Now, of course, well, I believe my kid is so great that I secretly think everybody else must feel the same way I do, and I only tell myself they might like their own kids more just out of modesty. He’s the cutest and the smartest, the sweetest and the funniest. And I love him not just because he’s my son but because I just really like him a whole lot.
But in those first few weeks, I couldn’t tell you what it felt like to feel that way. My son might as well have been a very poorly behaved potato that I had paid a lot of money for. Basically, I needed some feedback from my kid in order to really love him. Eye contact. A self-supported head.

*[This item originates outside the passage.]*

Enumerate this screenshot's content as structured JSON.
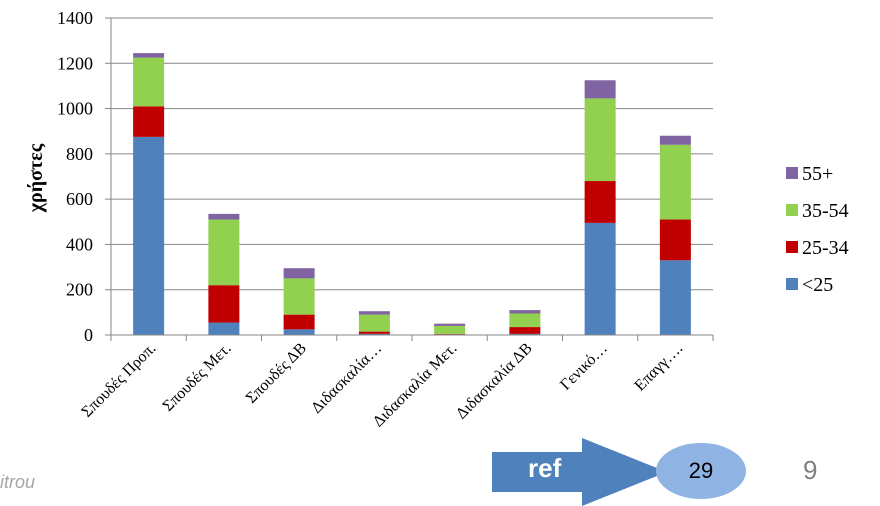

I remember someone telling me a joke, once—“When does a baby first smile? Just in time!”—shortly after my son really started smiling and I appreciated it because I wasn’t sure how much longer I could go on without that tiny reward.
I’m glad I know all this now for my second child. I know now how hard it can be to take care of a newborn, how much trauma your body goes through after childbirth, how much time it really takes to feel “normal” again after the baby is born. I’m glad I know that being a good mom doesn’t mean feeling like you “know” your baby right off the bat. I know that I am capable of being totally crazy-bonkers-in-love with my child, even if it doesn’t happen right away. Knowing all this now takes the pressure off. It's one less thing that I have to worry about as my new son and I start our life together; that—on top of taking care of a newborn and a toddler and myself—at least I won’t be thinking, All this, and I have to be a natural, too? Just like with any new relationship, it takes time to fall in love.